En primer lugar, según Hallam, está la necesidad de mejorar los vínculos con los compradores. Los agricultores no gastarán más tiempo, dinero y energía en producir más, si es probable que el excedente que producen se pierda porque no existe un lugar de almacenamiento, transporte o, posiblemente, ni mercado a una distancia razonable, explicó. La posibilidad de que todo el dinero que se gaste para producir más se pierda, es un riesgo demasiado grande que los agricultores pobres no pueden correr.

Además, los pequeños agricultores invierten generalmente su propio dinero, al contar con poco acceso al crédito o a un seguro en caso de dificultades, como condiciones climáticas desfavorables.

“Al igual que los pequeños campesinos son un grupo heterogéneo, los mercados en los que participan también difieren en cuanto a su tamaño, ubicación geográfica, conectividad a otros mercados, relaciones de poder entre los agentes del mercado y el marco institucional”, indica el informe.

Esta combinación de factores complejos significa que los enfoques para la participación de los pequeños agricultores en los mercados tienen que ser diferenciados en forma acorde.

Reducir la brecha de rendimiento

“La agricultura a pequeña escala es la principal fuente de alimentos en los países en desarrollo, produciendo hasta el 80 por ciento de los alimentos consumidos en muchos de ellos, especialmente en África subsahariana y Asia”, señala el informe. “Los pequeños agricultores y las pequeñas explotaciones familiares son por tanto fundamentales para un proceso de desarrollo inclusivo y su contribución también es decisiva para la seguridad alimentaria”, añade el documento.

Sin embargo, en África subsahariana, la brecha entre los rendimientos obtenidos por los agricultores y los potenciales se estima en 76 por ciento, es decir, los agricultores producen menos de una cuarta parte de lo que podrían.

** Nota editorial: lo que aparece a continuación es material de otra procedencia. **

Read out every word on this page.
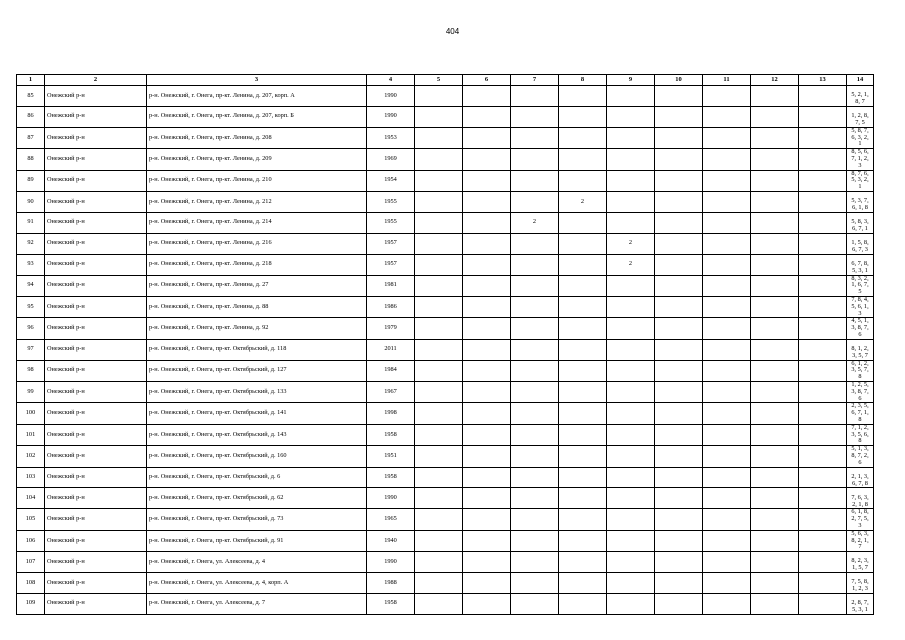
404
1	2	3	4	5	6	7	8	9	10	11	12	13	14
85	Онежский р-н	р-н. Онежский, г. Онега, пр-кт. Ленина, д. 207, корп. А	1990										5, 2, 1, 8, 7
86	Онежский р-н	р-н. Онежский, г. Онега, пр-кт. Ленина, д. 207, корп. Б	1990										1, 2, 8, 7, 5
87	Онежский р-н	р-н. Онежский, г. Онега, пр-кт. Ленина, д. 208	1953										5, 8, 7, 6, 3, 2, 1
88	Онежский р-н	р-н. Онежский, г. Онега, пр-кт. Ленина, д. 209	1969										8, 5, 6, 7, 1, 2, 3
89	Онежский р-н	р-н. Онежский, г. Онега, пр-кт. Ленина, д. 210	1954										8, 7, 6, 5, 3, 2, 1
90	Онежский р-н	р-н. Онежский, г. Онега, пр-кт. Ленина, д. 212	1955				2						5, 3, 7, 6, 1, 8
91	Онежский р-н	р-н. Онежский, г. Онега, пр-кт. Ленина, д. 214	1955			2							5, 8, 3, 6, 7, 1
92	Онежский р-н	р-н. Онежский, г. Онега, пр-кт. Ленина, д. 216	1957					2					1, 5, 8, 6, 7, 3
93	Онежский р-н	р-н. Онежский, г. Онега, пр-кт. Ленина, д. 218	1957					2					6, 7, 8, 5, 3, 1
94	Онежский р-н	р-н. Онежский, г. Онега, пр-кт. Ленина, д. 27	1981										8, 3, 2, 1, 6, 7, 5
95	Онежский р-н	р-н. Онежский, г. Онега, пр-кт. Ленина, д. 88	1986										7, 8, 4, 5, 6, 1, 3
96	Онежский р-н	р-н. Онежский, г. Онега, пр-кт. Ленина, д. 92	1979										4, 5, 1, 3, 8, 7, 6
97	Онежский р-н	р-н. Онежский, г. Онега, пр-кт. Октябрьский, д. 118	2011										8, 1, 2, 3, 5, 7
98	Онежский р-н	р-н. Онежский, г. Онега, пр-кт. Октябрьский, д. 127	1984										6, 1, 2, 3, 5, 7, 8
99	Онежский р-н	р-н. Онежский, г. Онега, пр-кт. Октябрьский, д. 133	1967										1, 2, 5, 3, 8, 7, 6
100	Онежский р-н	р-н. Онежский, г. Онега, пр-кт. Октябрьский, д. 141	1998										2, 3, 5, 6, 7, 1, 8
101	Онежский р-н	р-н. Онежский, г. Онега, пр-кт. Октябрьский, д. 143	1958										7, 1, 2, 3, 5, 6, 8
102	Онежский р-н	р-н. Онежский, г. Онега, пр-кт. Октябрьский, д. 160	1951										5, 1, 3, 8, 7, 2, 6
103	Онежский р-н	р-н. Онежский, г. Онега, пр-кт. Октябрьский, д. 6	1958										2, 1, 3, 6, 7, 8
104	Онежский р-н	р-н. Онежский, г. Онега, пр-кт. Октябрьский, д. 62	1990										7, 6, 3, 2, 1, 8
105	Онежский р-н	р-н. Онежский, г. Онега, пр-кт. Октябрьский, д. 73	1965										6, 1, 8, 2, 7, 5, 3
106	Онежский р-н	р-н. Онежский, г. Онега, пр-кт. Октябрьский, д. 91	1940										5, 6, 3, 8, 2, 1, 7
107	Онежский р-н	р-н. Онежский, г. Онега, ул. Алексеева, д. 4	1990										8, 2, 3, 1, 5, 7
108	Онежский р-н	р-н. Онежский, г. Онега, ул. Алексеева, д. 4, корп. А	1988										7, 5, 8, 1, 2, 3
109	Онежский р-н	р-н. Онежский, г. Онега, ул. Алексеева, д. 7	1958										2, 8, 7, 5, 3, 1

En Centroamérica y el Caribe, esta brecha es del 65 por ciento, es decir, los pequeños productores producen menos de un tercio de su potencial de rendimiento. En los países en desarrollo, esta diferencia es a menudo superior al 50 por ciento.

Alza de los precios de los alimentos

Los elevados precios de los alimentos son vistos por muchos responsables de la elaboración de políticas como una oportunidad para los pequeños agricultores de producir más y ganar más. Pero la experiencia demuestra que, a menudo, los pequeños campesinos no han respondido como se esperaba.

“El elevado nivel de los precios, los riesgos de la producción y la incertidumbre, y el limitado acceso a las herramientas para gestionarlos, disuaden la inversión en nuevas tecnologías más productivas que permitan a los pequeños agricultores producir excedentes para la venta en los mercados. También las infraestructuras inadecuadas, los altos costos de almacenamiento y transporte, y unos mercados no competitivos, limitan la producción de excedentes comercializables”, advirtió Hallam.

“Teniendo en cuenta estas limitaciones -añadió-, no sorprende que la respuesta de muchos pequeños productores al reciente incremento en los precios de los alimentos haya sido un tenue incremento de la oferta”.

Más allá de un entorno propicio

Según el informe, el sector público -junto con los socios internacionales en materia de desarrollo-, deberían tener un fuerte papel de moderador entre los diferentes actores públicos, privados y de la sociedad civil, buscando el mejor interés del sector agrícola a pequeña escala y fomentando al mismo tiempo el desarrollo de los mercados.

Dadas las limitaciones del sector público en muchos países en desarrollo y la reducción de la ayuda exterior, la inversión extranjera directa (IED) es vista también como una fuente potencial de financiación. Este tipo de inversión puede tomar muchas formas -no sólo las controvertidas compras de tierras- y garantizar el uso sostenible y equitativo de la tierra, al tiempo que fortalece la seguridad alimentaria de las poblaciones indígenas, subraya la FAO.